Your post raises a more difficult question, though. Is there a relationship between paying for sex and regarding women as objects in some deeper sense? Interestingly, on this line of thought, the persons harmed in paying for sex might not be the payee only but also women in general.

There may be no simple answer. I'm inclined to err on the side of freedom, but that's just me.

Thanks to "anonymous" for the comment.

Captain Colossal said...

Thanks for the comment, "anonymous." I would be lying if I said it wasn't a struggle to be open minded because I do feel threatened (on the most personal level) by the concept. But I don't think that's reason for moral outrage.

I certainly don't think that sexual tourism necessarily implies hatred for American women either.

Meanwhile I'm entirely with noko marie as far as erring on the side of freedom, if there's a question of error.

The Secretary said...

Just for kicks, I'd like to ask if any of us can answer the following: what does it mean to get paid for sex?

Captain Colossal said...

A fair point, secretary, and one made repeatedly on the Big Mango blog, where people often argue that you're going to end up paying somehow so why not at least have the bargain made up front. And even if you leave money behind, you can still be in the realm of (non-monetary, implied) exchanges. So is making those kind of transaction explicit better or worse?

Captain Colossal said...

Why do I find it soothing that the Big Mango bloggers are still capable of misguided romanticism even while knowing it won't work out?

~h said...

I write this with complete respect:

From the mind of a recently divorced 42 year old American man.

Captain Colossal:

Misguided romanticism: Knowing "romanticism" wont work is the point of mongering in a place such as Thailand. No strings attached, free to flirt, free to engage and be engaged with, free to have fun, free to fuck and most important free to move on if you want.
It is purely entertainment on an adult level.

The Secretary:

What does it mean to get paid for sex? It just may be the oldest transaction in the history of mankind and it is a pure act of commerce when the emotional aspect is removed. Both sides benefit and no one is hurt.

Yes there are people and children forced into sexual slavery and it is a deplorable act upon which harm should be taken against the perpetrators. But that is not the question here.

Let's get back to Thailand.
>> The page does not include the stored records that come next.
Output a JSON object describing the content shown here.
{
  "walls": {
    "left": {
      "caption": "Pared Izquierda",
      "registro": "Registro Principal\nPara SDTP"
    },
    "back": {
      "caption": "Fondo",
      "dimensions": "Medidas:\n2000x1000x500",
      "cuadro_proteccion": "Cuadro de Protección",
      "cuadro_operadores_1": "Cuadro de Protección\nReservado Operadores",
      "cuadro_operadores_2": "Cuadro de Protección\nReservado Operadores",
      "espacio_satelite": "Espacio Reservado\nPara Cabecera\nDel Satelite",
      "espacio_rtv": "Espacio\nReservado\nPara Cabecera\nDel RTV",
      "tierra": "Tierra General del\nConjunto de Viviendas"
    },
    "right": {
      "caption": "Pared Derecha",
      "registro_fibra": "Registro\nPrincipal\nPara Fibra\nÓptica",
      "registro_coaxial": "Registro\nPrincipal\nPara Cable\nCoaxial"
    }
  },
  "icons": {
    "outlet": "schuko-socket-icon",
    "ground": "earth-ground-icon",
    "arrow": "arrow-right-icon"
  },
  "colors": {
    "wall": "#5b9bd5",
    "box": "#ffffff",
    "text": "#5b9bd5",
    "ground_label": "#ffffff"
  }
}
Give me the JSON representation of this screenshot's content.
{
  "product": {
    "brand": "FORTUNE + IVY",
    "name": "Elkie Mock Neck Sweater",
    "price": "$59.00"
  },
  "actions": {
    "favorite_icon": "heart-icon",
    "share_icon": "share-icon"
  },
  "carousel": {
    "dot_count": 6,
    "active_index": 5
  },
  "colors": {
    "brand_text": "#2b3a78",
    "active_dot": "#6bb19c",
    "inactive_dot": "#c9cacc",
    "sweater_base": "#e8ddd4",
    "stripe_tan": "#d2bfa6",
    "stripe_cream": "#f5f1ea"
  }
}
Take a country that has a huge population of poor people, many of them beautiful women. Not a lot of opportunities to move up in the world especially if you are female. Primarily raised in a patriarchal society to be subservient. A very poor educational system. Many single mothers who want and the need to provide for their children and extended families. A religion that doesn’t base itself on good and evil and doesn’t condemn people because they choose to live a life not sanctioned by its belief. A government who knows its tourist trade would suffer if it cracked down on this type of hospitality.

Prostitution, concubines, second and third wives have all been a part of Thai culture and officially and unofficially accepted for hundreds of years.

These factors have made it a viable choice for woman,transvestites, gays and even straight men from Thailand. Of course they don’t go parading it around their home town neighborhood or brag to family members, but if one is discreet she/he can really supplement their income and contribute to the larger family, which they all do.

Please feel free to read my entry's under the name ~h:

Go to Reader submissions,
start at the bottom Day 1.

~h previously "anonymous"

PS. Feedback, good or bad is welcomed...

Captain Colossal said...

~h: Always nice to have a name to attach. I guess in terms of the "misguided romanticism," I just meant I'm struck by the extent to which it's difficult to get away from the models of romantic behavior which are standard in western discourse. For example, your dealings with #111 (at least as reported on the Big Mango blog) seemed to take on a tenor of romantic behavior that has more to do with conventional "relationships" than a strictly cash exchange. And I think the boundaries between those two models of interaction are pretty interesting. How do we separate them out, and how do we feel about each of them, separately, and then as they blur into each other?